Die Verantwortung haben zuallererst die Eltern. Wir können durchaus darüber reden – ich habe dafür nicht erst einmal plädiert –, auch einmal so eine Art Führerschein für Eltern anzudenken – denn es gibt ja kein Erziehungsgen, auch das muss man ja lernen. Früher hat man es sich halt abgeschaut, weil man Geschwister hatte und gesehen hat, wie die Mutter oder der Vater mit verschiedenen Situationen umgeht; in den Ein-Kind- bis maximal Zwei-Kind-Familien ist das ja weitgehend weggefallen. Darüber kann man also durchaus einmal reden.
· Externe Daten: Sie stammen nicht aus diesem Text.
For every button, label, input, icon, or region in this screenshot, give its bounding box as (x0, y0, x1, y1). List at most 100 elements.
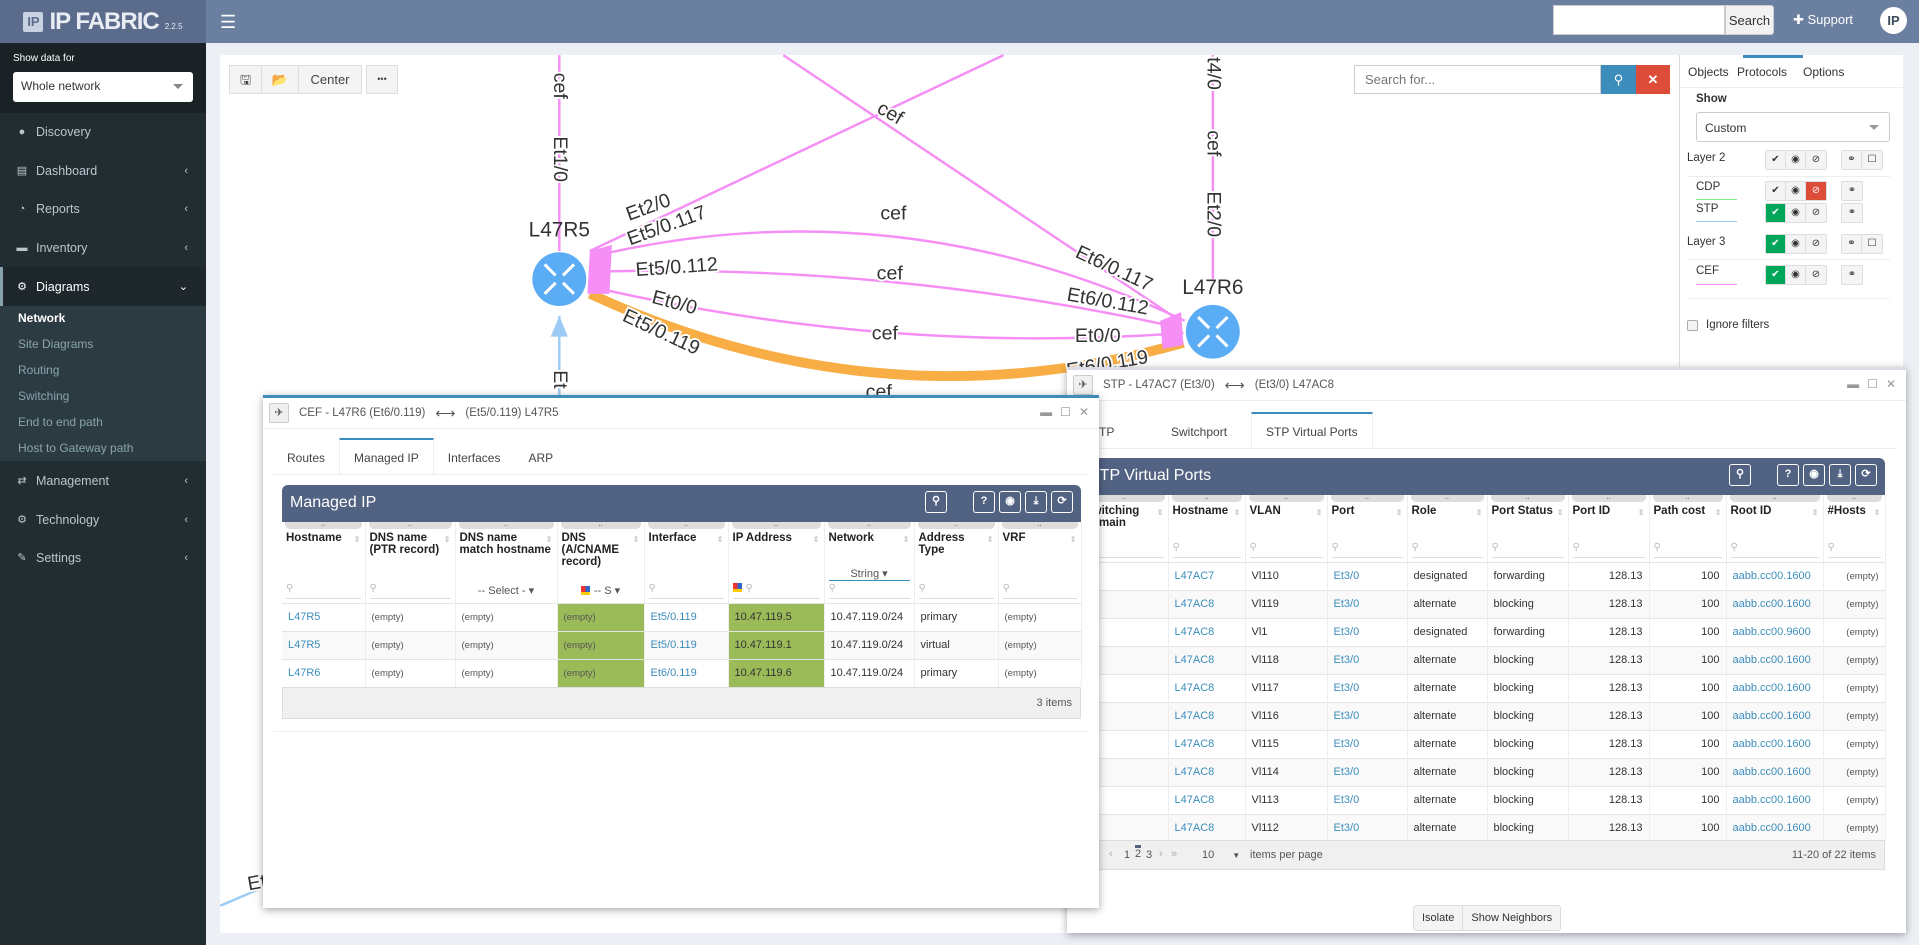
column-filter-input[interactable]: ⚲ (1653, 542, 1722, 558)
maximize-icon[interactable]: ☐ (1060, 405, 1071, 419)
drag-handle[interactable]: .. (1410, 494, 1484, 502)
link-icon[interactable]: ⚭ (1842, 204, 1862, 222)
sidebar-item-management[interactable]: ⇄ Management ‹ (0, 461, 206, 500)
filter-settings-icon[interactable]: ⚲ (1729, 464, 1751, 486)
pin-icon[interactable]: ✈ (1073, 375, 1093, 395)
table-cell[interactable]: aabb.cc00.1600 (1726, 673, 1824, 702)
table-cell[interactable]: Et6/0.119 (644, 658, 729, 687)
drag-handle[interactable]: .. (647, 521, 725, 529)
sort-icon[interactable]: ⇕ (1557, 508, 1564, 517)
table-cell[interactable]: Et3/0 (1327, 645, 1408, 674)
table-row[interactable]: 7L47AC8Vl115Et3/0alternateblocking128.13… (1081, 729, 1886, 758)
table-cell[interactable]: Et5/0.119 (644, 602, 729, 631)
sidebar-subitem-host-to-gateway-path[interactable]: Host to Gateway path (18, 441, 133, 455)
tab-options[interactable]: Options (1803, 65, 1844, 79)
eye-icon[interactable]: ◉ (999, 491, 1021, 513)
link-icon[interactable]: ⚭ (1842, 266, 1862, 284)
center-button[interactable]: Center (298, 65, 362, 94)
ban-icon[interactable]: ⊘ (1806, 182, 1826, 200)
column-filter-input[interactable]: ⚲ (369, 583, 451, 599)
table-cell[interactable]: Et3/0 (1327, 561, 1408, 590)
column-header[interactable]: .. Root ID ⇕ ⚲ (1726, 494, 1824, 562)
table-row[interactable]: 7L47AC8Vl116Et3/0alternateblocking128.13… (1081, 701, 1886, 730)
table-cell[interactable]: aabb.cc00.1600 (1726, 729, 1824, 758)
table-cell[interactable]: Et3/0 (1327, 617, 1408, 646)
sort-icon[interactable]: ⇕ (1476, 508, 1483, 517)
link-icon[interactable]: ⚭ (1842, 151, 1862, 169)
download-icon[interactable]: ⤓ (1829, 464, 1851, 486)
table-cell[interactable]: L47AC8 (1168, 701, 1246, 730)
table-cell[interactable]: L47AC8 (1168, 617, 1246, 646)
eye-slash-icon[interactable]: ◉ (1786, 235, 1806, 253)
table-cell[interactable]: aabb.cc00.1600 (1726, 757, 1824, 786)
sidebar-subitem-switching[interactable]: Switching (18, 389, 69, 403)
table-cell[interactable]: L47R5 (282, 602, 366, 631)
dns-match-select[interactable]: -- Select - ▾ (460, 584, 553, 597)
drag-handle[interactable]: .. (1571, 494, 1646, 502)
table-row[interactable]: 7L47AC8Vl112Et3/0alternateblocking128.13… (1081, 813, 1886, 842)
eye-slash-icon[interactable]: ◉ (1786, 151, 1806, 169)
sidebar-item-inventory[interactable]: ▬ Inventory ‹ (0, 228, 206, 267)
column-header[interactable]: .. #Hosts ⇕ ⚲ (1823, 494, 1886, 562)
save-button[interactable]: 🖫 (229, 65, 262, 94)
table-cell[interactable]: Et3/0 (1327, 729, 1408, 758)
refresh-icon[interactable]: ⟳ (1051, 491, 1073, 513)
column-header[interactable]: .. DNS (A/CNAME record) ⇕ -- S ▾ (557, 521, 645, 603)
user-avatar[interactable]: IP (1880, 7, 1907, 34)
table-cell[interactable]: L47AC8 (1168, 589, 1246, 618)
column-filter-input[interactable]: ⚲ (1572, 542, 1645, 558)
check-icon[interactable]: ✔ (1766, 151, 1786, 169)
table-cell[interactable]: L47R5 (282, 630, 366, 659)
table-cell[interactable]: L47AC7 (1168, 561, 1246, 590)
global-search-button[interactable]: Search (1725, 5, 1774, 35)
sort-icon[interactable]: ⇕ (717, 535, 724, 544)
column-header[interactable]: .. DNS name match hostname ⇕ -- Select - ▾ (455, 521, 558, 603)
close-icon[interactable]: ✕ (1079, 405, 1089, 419)
help-icon[interactable]: ? (973, 491, 995, 513)
check-icon[interactable]: ✔ (1766, 266, 1786, 284)
check-icon[interactable]: ✔ (1766, 204, 1786, 222)
minimize-icon[interactable]: ▬ (1847, 377, 1859, 391)
next-page-icon[interactable]: › (1159, 848, 1163, 860)
sidebar-item-dashboard[interactable]: ▤ Dashboard ‹ (0, 151, 206, 190)
graph-search-input[interactable] (1354, 65, 1601, 94)
support-link[interactable]: ✚ Support (1793, 12, 1853, 28)
sort-icon[interactable]: ⇕ (1234, 508, 1241, 517)
sidebar-subitem-routing[interactable]: Routing (18, 363, 59, 377)
table-cell[interactable]: Et3/0 (1327, 785, 1408, 814)
app-logo[interactable]: IP IP FABRIC 2.2.5 (0, 0, 206, 43)
tab-interfaces[interactable]: Interfaces (434, 438, 515, 474)
close-icon[interactable]: ✕ (1886, 377, 1896, 391)
column-filter-input[interactable]: ⚲ (1491, 542, 1564, 558)
sort-icon[interactable]: ⇕ (987, 535, 994, 544)
table-cell[interactable]: aabb.cc00.1600 (1726, 561, 1824, 590)
sort-icon[interactable]: ⇕ (1874, 508, 1881, 517)
ignore-filters-checkbox[interactable] (1687, 320, 1698, 331)
drag-handle[interactable]: .. (1729, 494, 1820, 502)
maximize-icon[interactable]: ☐ (1867, 377, 1878, 391)
table-cell[interactable]: Et3/0 (1327, 757, 1408, 786)
isolate-button[interactable]: Isolate (1414, 906, 1464, 930)
table-cell[interactable]: Et3/0 (1327, 813, 1408, 842)
column-filter-input[interactable]: ⚲ (1002, 583, 1077, 599)
ban-icon[interactable]: ⊘ (1806, 204, 1826, 222)
column-filter-input[interactable]: ⚲ (1411, 542, 1483, 558)
page-2-current[interactable]: 2 (1135, 845, 1142, 860)
drag-handle[interactable]: .. (560, 521, 641, 529)
table-cell[interactable]: L47AC8 (1168, 757, 1246, 786)
table-row[interactable]: 7L47AC7Vl110Et3/0designatedforwarding128… (1081, 561, 1886, 590)
column-filter-input[interactable]: ⚲ (1331, 542, 1403, 558)
tab-stp-virtual-ports[interactable]: STP Virtual Ports (1251, 412, 1373, 448)
open-button[interactable]: 📂 (261, 65, 299, 94)
eye-slash-icon[interactable]: ◉ (1786, 204, 1806, 222)
table-row[interactable]: 7L47AC8Vl119Et3/0alternateblocking128.13… (1081, 589, 1886, 618)
tab-protocols[interactable]: Protocols (1737, 65, 1787, 79)
graph-clear-button[interactable]: ✕ (1636, 65, 1670, 94)
column-header[interactable]: .. Port Status ⇕ ⚲ (1487, 494, 1569, 562)
table-row[interactable]: 7L47AC8Vl113Et3/0alternateblocking128.13… (1081, 785, 1886, 814)
column-header[interactable]: .. Address Type ⇕ ⚲ (914, 521, 999, 603)
table-row[interactable]: 7L47AC8Vl1Et3/0designatedforwarding128.1… (1081, 617, 1886, 646)
refresh-icon[interactable]: ⟳ (1855, 464, 1877, 486)
window-titlebar[interactable]: ✈ STP - L47AC7 (Et3/0) ⟷ (Et3/0) L47AC8 … (1067, 370, 1906, 401)
drag-handle[interactable]: .. (285, 521, 362, 529)
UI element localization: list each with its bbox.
Trotzdem ändert das aber nichts daran, dass die Eltern in diesen Angelegenheiten als Allererste in die Pflicht genom­men werden müssen, dann erst kommt die Schule. (Bundesrätin Hahn: Mit dem 12-Stunden-Tag wird das schwierig werden!) Denn: Die Schule soll, nach meinem Dafürhalten jedenfalls, zuallererst Wissen vermitteln (Beifall bei der FPÖ) – Wissen, das unsere Schüler auch im weiteren Leben, egal wie sich die Zukunft gestaltet, ganz dringend brauchen.

Ich weiß, dass bei Ihnen einige sitzen, die ihre Kinder auf wirklich gute Schulen ge­schickt haben (Bundesrat Steiner: ... Privatschulen!), die darauf geschaut haben, dass sie eine möglichst breite und umfassende Bildung bekommen. Das heißt, Sie wissen ja, wovon ich rede, und Sie wissen auch, wie wichtig Bildung ist, egal in welchem Zeitalter wir uns gerade befinden, denn die Bildung ist erstens wertneutral und sie ist zweitens auch zeitneutral. Daran sollten wir bei allen Maßnahmen, die wir im schu­lischen Bereich setzen, auch immer denken. (Beifall bei der FPÖ sowie des Bundes­rates Längle. – Bundesrat Schennach: War das jetzt eine Pro- oder eine Kontra­rede? – Zwischenruf der Bundesrätin Mühlwerth.)